Last year only three third base eligible performers hit .300: Michael Young (.338), Aramis Ramirez (.306) and Jose Bautista (.302).
Last year four third base eligible performers hit 30 homers: Bautista (43), Mark Reynolds (37), Adrian Beltre (32) and Evan Longoria (31).
Last year only three third base eligible performers posted 100 runs batted in: Young (106), Beltre (105) and Bautista (103).
Last year only one third base eligible player had 90 runs scored: Bautista (105).
All told, shockingly, there were three third base eligible players who hit .270 with 20 homers, 75 RBI and 75 runs scored. Those are certainly solid numbers no doubt, but only three guys were able to hit all three benchmarks (Bautista, Beltre and Ramirez)? Clearly there is a lack of stardom at the hot corner, or is there?
In 2012 injuries limited Pablo Sandoval to 117 games, David Wright to 102, Ryan Zimmerman to 101 and Alex Rodriguez to 99. What if all of those guys play 140 games in 2012? That would give us eight guys to count on (in addition to the three above players who hit all four benchmarks).
That group of seven doesn’t include Evan Longoria who is going in the top-15 in every draft this season. That’s gets us up to eight third sackers.
Kevin Youkilis appeared in only 120 games last year, but the pace he set, if he played 145 games, would equate to 21 homers, 97 RBI and 82 runs. That’s nine quality third baseman.
Mark Reynolds may only be a .225 type of hitter, but his power and run production is elite. The last three years he has hit 113 homers, the most at the position. He has 273 RBI, the third highest total at the position. He’s also scored 261 runs, second to Longoria (274) amongst third sackers. That’s 10 quality third basemen.
Brett Lawrie is going off the board as the 5th third baseman ahead of Arod. I may not think he deserves to go that high despite oodles of talent, but even if I were to knock him down the board substantially he’s still a guy who everyone could agree is worthy of a top-12 pick.
Though Michael Young hit only 11 homers last season he hit .338, knocked in 106 runners and scored 88 times. Pretty sure he belongs in the top-12 at the hot corner.
So that’s 12 third basemen that you can pretty easily turn to.
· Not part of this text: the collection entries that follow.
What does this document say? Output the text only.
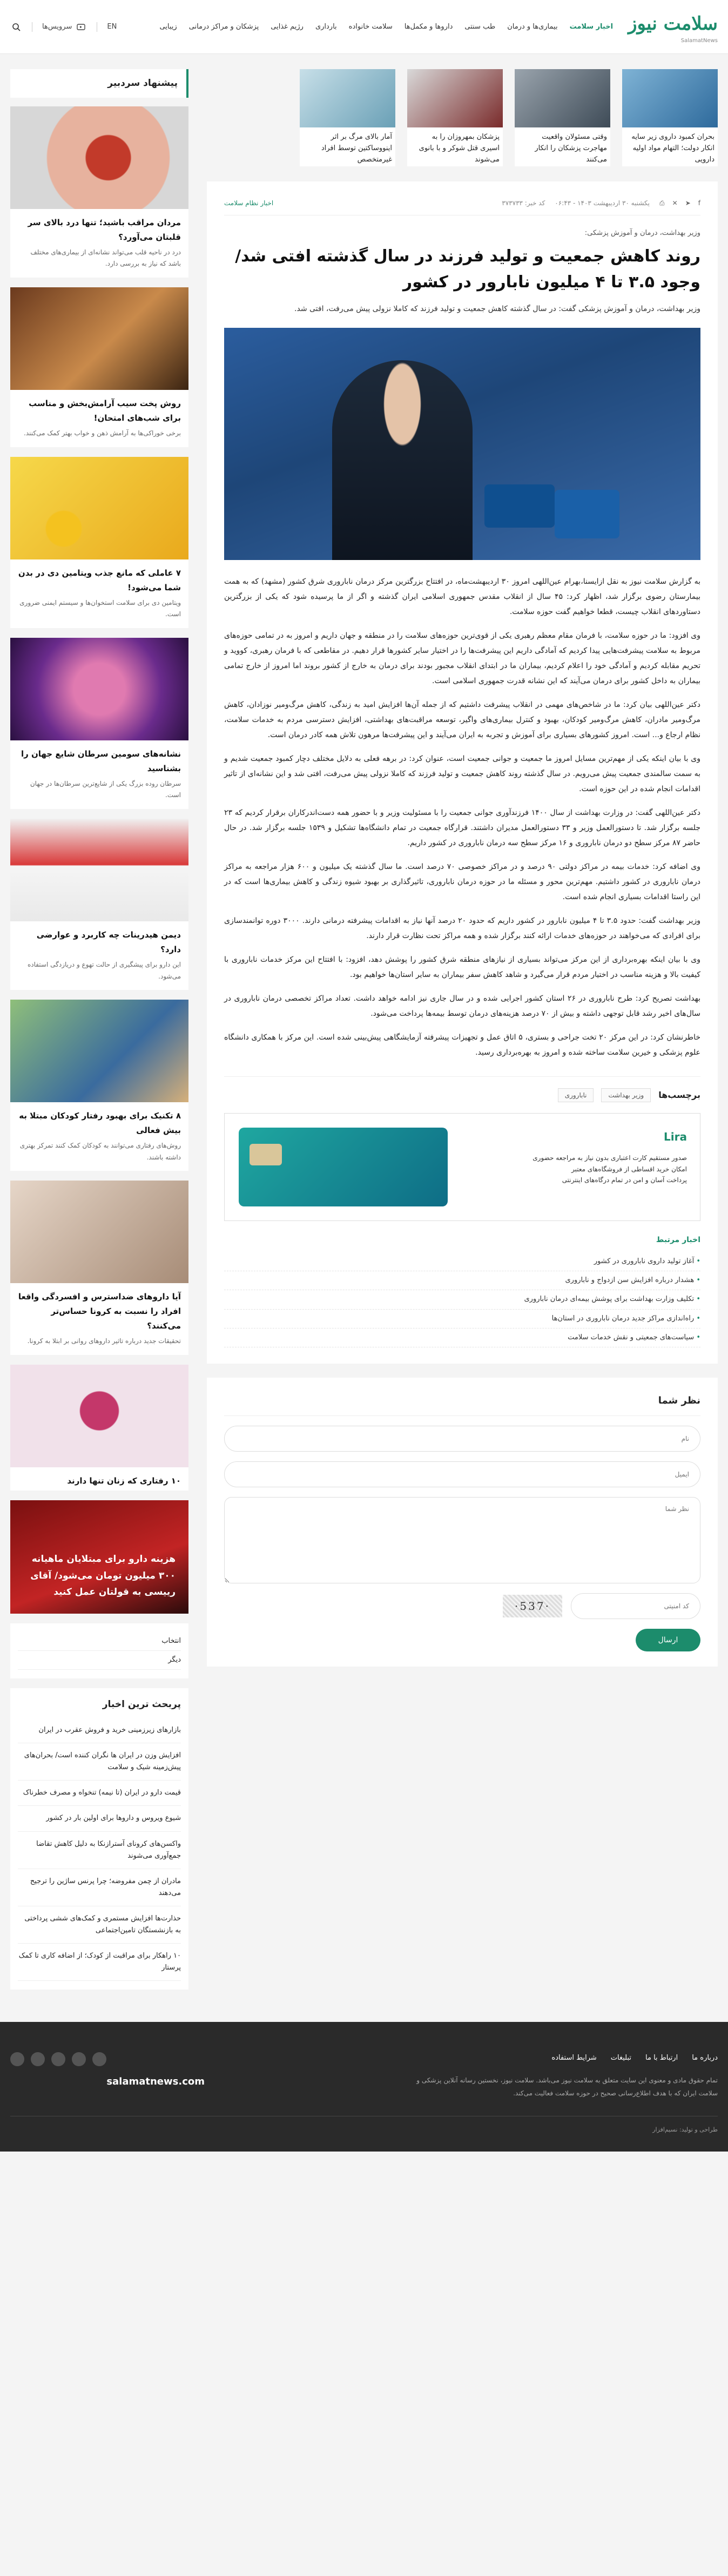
سلامت نیوز
SalamatNews
اخبار سلامت
بیماری‌ها و درمان
طب سنتی
داروها و مکمل‌ها
سلامت خانواده
بارداری
رژیم غذایی
پزشکان و مراکز درمانی
زیبایی
EN
سرویس‌ها
بحران کمبود داروی زیر سایه انکار دولت؛ التهام مواد اولیه دارویی
وقتی مسئولان واقعیت مهاجرت پزشکان را انکار می‌کنند
پزشکان بمهروزان را به اسیری قتل شوکر و با بانوی می‌شوند
آمار بالای مرگ بر اثر اینووساکتین توسط افراد غیرمتخصص
f
➤
✕
⎙
یکشنبه ۳۰ اردیبهشت ۱۴۰۳ - ۰۶:۴۳
کد خبر: ۳۷۳۷۳۳
اخبار نظام سلامت
وزیر بهداشت، درمان و آموزش پزشکی:
روند کاهش جمعیت و تولید فرزند در سال گذشته افتی شد/ وجود ۳.۵ تا ۴ میلیون نابارور در کشور

وزیر بهداشت، درمان و آموزش پزشکی گفت: در سال گذشته کاهش جمعیت و تولید فرزند که کاملا نزولی پیش می‌رفت، افتی شد.

به گزارش سلامت نیوز به نقل ازایسنا،بهرام عین‌اللهی امروز ۳۰ اردیبهشت‌ماه، در افتتاح بزرگترین مرکز درمان ناباروری شرق کشور (مشهد) که به همت بیمارستان رضوی برگزار شد، اظهار کرد: ۴۵ سال از انقلاب مقدس جمهوری اسلامی ایران گذشته و اگر از ما پرسیده شود که یکی از بزرگترین دستاوردهای انقلاب چیست، قطعا خواهیم گفت حوزه سلامت.

وی افزود: ما در حوزه سلامت، با فرمان مقام معظم رهبری یکی از قوی‌ترین حوزه‌های سلامت را در منطقه و جهان داریم و امروز به در تمامی حوزه‌های مربوط به سلامت پیشرفت‌هایی پیدا کردیم که آمادگی داریم این پیشرفت‌ها را در اختیار سایر کشورها قرار دهیم. در مقاطعی که با فرمان رهبری، کووید و تحریم مقابله کردیم و آمادگی خود را اعلام کردیم، بیماران ما در ابتدای انقلاب مجبور بودند برای درمان به خارج از کشور بروند اما امروز از خارج تمامی بیماران به داخل کشور برای درمان می‌آیند که این نشانه قدرت جمهوری اسلامی است.

دکتر عین‌اللهی بیان کرد: ما در شاخص‌های مهمی در انقلاب پیشرفت داشتیم که از جمله آن‌ها افزایش امید به زندگی، کاهش مرگ‌ومیر نوزادان، کاهش مرگ‌ومیر مادران، کاهش مرگ‌ومیر کودکان، بهبود و کنترل بیماری‌های واگیر، توسعه مراقبت‌های بهداشتی، افزایش دسترسی مردم به خدمات سلامت، نظام ارجاع و... است. امروز کشورهای بسیاری برای آموزش و تجربه به ایران می‌آیند و این پیشرفت‌ها مرهون تلاش همه کادر درمان است.

وی با بیان اینکه یکی از مهم‌ترین مسایل امروز ما جمعیت و جوانی جمعیت است، عنوان کرد: در برهه فعلی به دلایل مختلف دچار کمبود جمعیت شدیم و به سمت سالمندی جمعیت پیش می‌رویم. در سال گذشته روند کاهش جمعیت و تولید فرزند که کاملا نزولی پیش می‌رفت، افتی شد و این نشانه‌ای از تاثیر اقدامات انجام شده در این حوزه است.

دکتر عین‌اللهی گفت: در وزارت بهداشت از سال ۱۴۰۰ فرزندآوری جوانی جمعیت را با مسئولیت وزیر و با حضور همه دست‌اندرکاران برقرار کردیم که ۲۳ جلسه برگزار شد. تا دستورالعمل وزیر و ۳۳ دستورالعمل مدیران داشتند. قرارگاه جمعیت در تمام دانشگاه‌ها تشکیل و ۱۵۳۹ جلسه برگزار شد. در حال حاضر ۸۷ مرکز سطح دو درمان ناباروری و ۱۶ مرکز سطح سه درمان ناباروری در کشور داریم.

وی اضافه کرد: خدمات بیمه در مراکز دولتی ۹۰ درصد و در مراکز خصوصی ۷۰ درصد است. ما سال گذشته یک میلیون و ۶۰۰ هزار مراجعه به مراکز درمان ناباروری در کشور داشتیم. مهم‌ترین محور و مسئله ما در حوزه درمان ناباروری، تاثیرگذاری بر بهبود شیوه زندگی و کاهش بیماری‌ها است که در این راستا اقدامات بسیاری انجام شده است.

وزیر بهداشت گفت: حدود ۳.۵ تا ۴ میلیون نابارور در کشور داریم که حدود ۲۰ درصد آنها نیاز به اقدامات پیشرفته درمانی دارند. ۳۰۰۰ دوره توانمندسازی برای افرادی که می‌خواهند در حوزه‌های خدمات ارائه کنند برگزار شده و همه مراکز تحت نظارت قرار دارند.

وی با بیان اینکه بهره‌برداری از این مرکز می‌تواند بسیاری از نیازهای منطقه شرق کشور را پوشش دهد، افزود: با افتتاح این مرکز خدمات ناباروری با کیفیت بالا و هزینه مناسب در اختیار مردم قرار می‌گیرد و شاهد کاهش سفر بیماران به سایر استان‌ها خواهیم بود.

بهداشت تصریح کرد: طرح ناباروری در ۲۶ استان کشور اجرایی شده و در سال جاری نیز ادامه خواهد داشت. تعداد مراکز تخصصی درمان ناباروری در سال‌های اخیر رشد قابل توجهی داشته و بیش از ۷۰ درصد هزینه‌های درمان توسط بیمه‌ها پرداخت می‌شود.

خاطرنشان کرد: در این مرکز ۲۰ تخت جراحی و بستری، ۵ اتاق عمل و تجهیزات پیشرفته آزمایشگاهی پیش‌بینی شده است. این مرکز با همکاری دانشگاه علوم پزشکی و خیرین سلامت ساخته شده و امروز به بهره‌برداری رسید.

برچسب‌ها
وزیر بهداشت
ناباروری
Lira
صدور مستقیم کارت اعتباری بدون نیاز به مراجعه حضوری
امکان خرید اقساطی از فروشگاه‌های معتبر
پرداخت آسان و امن در تمام درگاه‌های اینترنتی
اخبار مرتبط
• آغاز تولید داروی ناباروری در کشور
• هشدار درباره افزایش سن ازدواج و ناباروری
• تکلیف وزارت بهداشت برای پوشش بیمه‌ای درمان ناباروری
• راه‌اندازی مراکز جدید درمان ناباروری در استان‌ها
• سیاست‌های جمعیتی و نقش خدمات سلامت
نظر شما
نام
ایمیل
نظر شما
کد امنیتی
·537·
ارسال
پیشنهاد سردبیر
مردان مراقب باشید؛ تنها درد بالای سر قلبتان می‌آورد؟

درد در ناحیه قلب می‌تواند نشانه‌ای از بیماری‌های مختلف باشد که نیاز به بررسی دارد.

روش پخت سیب آرامش‌بخش و مناسب برای شب‌های امتحان!

برخی خوراکی‌ها به آرامش ذهن و خواب بهتر کمک می‌کنند.

۷ عاملی که مانع جذب ویتامین دی در بدن شما می‌شود!

ویتامین دی برای سلامت استخوان‌ها و سیستم ایمنی ضروری است.

نشانه‌های سومین سرطان شایع جهان را بشناسید

سرطان روده بزرگ یکی از شایع‌ترین سرطان‌ها در جهان است.

دیمن هیدرینات چه کاربرد و عوارضی دارد؟

این دارو برای پیشگیری از حالت تهوع و دریازدگی استفاده می‌شود.

۸ تکنیک برای بهبود رفتار کودکان مبتلا به بیش فعالی

روش‌های رفتاری می‌توانند به کودکان کمک کنند تمرکز بهتری داشته باشند.

آیا داروهای ضداسترس و افسردگی واقعا افراد را نسبت به کرونا حساس‌تر می‌کنند؟

تحقیقات جدید درباره تاثیر داروهای روانی بر ابتلا به کرونا.

۱۰ رفتاری که زنان تنها دارند
هزینه دارو برای مبتلایان ماهیانه ۳۰۰ میلیون تومان می‌شود/ آقای رییسی به قولتان عمل کنید
انتخاب
دیگر
پربحث ترین اخبار
بازارهای زیرزمینی خرید و فروش عقرب در ایران
افزایش وزن در ایران ها نگران کننده است/ بحران‌های پیش‌زمینه شیک و سلامت
قیمت دارو در ایران (تا نیمه‌) تنخواه و مصرف خطرناک
شیوع ویروس و داروها برای اولین بار در کشور
واکسن‌های کرونای آسترازنکا به دلیل کاهش تقاضا جمع‌آوری می‌شوند
مادران از چمن مفروضه؛ چرا پرنس ساژین را ترجیح می‌دهند
حذارت‌ها افزایش مستمری و کمک‌های ششی پرداختی به بازنشستگان تامین‌اجتماعی
۱۰ راهکار برای مراقبت از کودک؛ از اضافه کاری تا کمک پرستار
درباره ما
ارتباط با ما
تبلیغات
شرایط استفاده

تمام حقوق مادی و معنوی این سایت متعلق به سلامت نیوز می‌باشد. سلامت نیوز، نخستین رسانه آنلاین پزشکی و سلامت ایران که با هدف اطلاع‌رسانی صحیح در حوزه سلامت فعالیت می‌کند.

salamatnews.com
طراحی و تولید: نسیم‌افزار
If you’re in a 12 team league that means nearly everyone who comes to the dance will have a hottie to hold (and this discussion hasn’t even included guys like Miguel Cabrera and Hanley Ramirez who will be playing third base this year).
You want more love at third?
David Freese was the MVP of the world during the playoffs last year. For more on Freese see his Player Profile.
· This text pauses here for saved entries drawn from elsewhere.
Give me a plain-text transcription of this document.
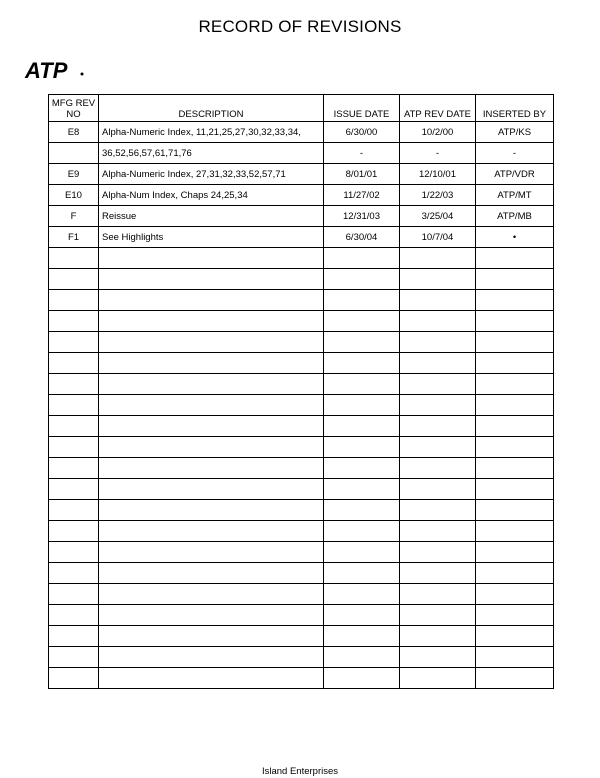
RECORD OF REVISIONS
ATP
MFG REV
NO	DESCRIPTION	ISSUE DATE	ATP REV DATE	INSERTED BY
E8	Alpha-Numeric Index, 11,21,25,27,30,32,33,34,	6/30/00	10/2/00	ATP/KS
	36,52,56,57,61,71,76	-	-	-
E9	Alpha-Numeric Index, 27,31,32,33,52,57,71	8/01/01	12/10/01	ATP/VDR
E10	Alpha-Num Index, Chaps 24,25,34	11/27/02	1/22/03	ATP/MT
F	Reissue	12/31/03	3/25/04	ATP/MB
F1	See Highlights	6/30/04	10/7/04	•

Island Enterprises
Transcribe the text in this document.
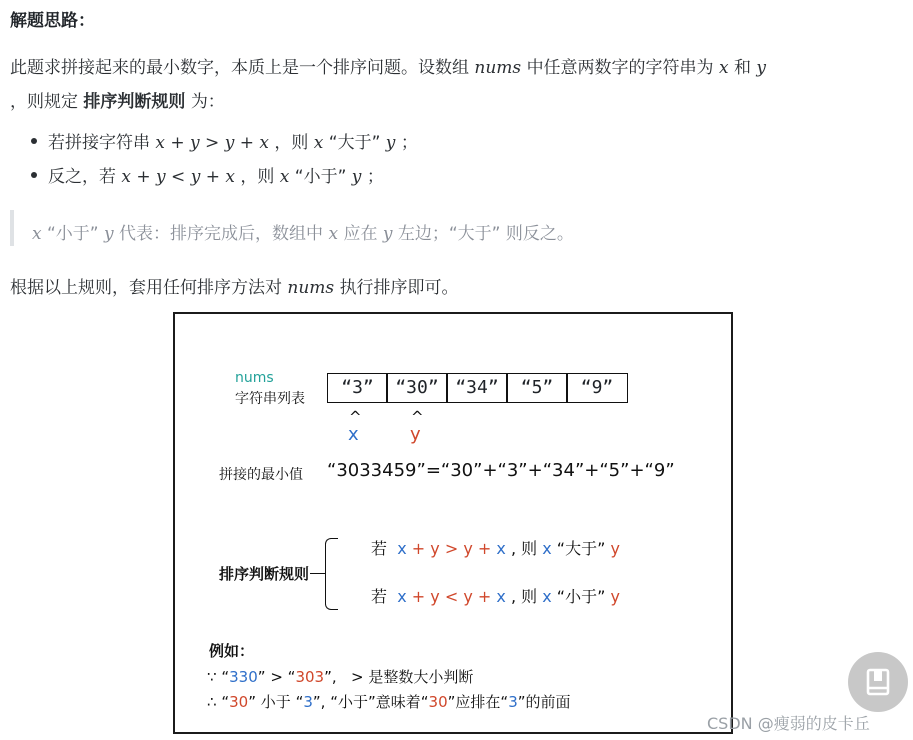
解题思路：
此题求拼接起来的最小数字，本质上是一个排序问题。设数组 nums 中任意两数字的字符串为 x 和 y
，则规定 排序判断规则 为：
若拼接字符串 x + y > y + x ，则 x “大于” y ；
反之，若 x + y < y + x ，则 x “小于” y ；
x “小于” y 代表：排序完成后，数组中 x 应在 y 左边；“大于” 则反之。
根据以上规则，套用任何排序方法对 nums 执行排序即可。
nums
字符串列表
“3”	“30” “34”	“5”	“9”
^	^
x	y
拼接的最小值 “3033459”=“30”+“3”+“34”+“5”+“9”
排序判断规则
若 x + y > y + x , 则 x “大于” y
若 x + y < y + x , 则 x “小于” y
例如：
∵ “330” > “303”, > 是整数大小判断
∴ “30” 小于 “3”, “小于”意味着“30”应排在“3”的前面
CSDN @瘦弱的皮卡丘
Ryan Roberts hit 19 homers, stole 18 bases and he scored 86 runs, the third highest total at the position.
Mike Moustakas, according to most observers, is a 25-90 bat waiting to happen.
Chase Headley has the potential to go 15/15 and score plenty of runs with his approach. OK, maybe that’s a stretch, but he still has talent (see his Player Profile).
I could go on and talk about former elite level prospects like Mat Gamel and Pedro Alvarez and why it makes sense to take a shot on both late in drafts this season, but I think the point has been made. While third base may be a little top heavy, I’d argue that unless you’re in a deep league that you should feel pretty confident that there are enough men who man the hot corner to go around.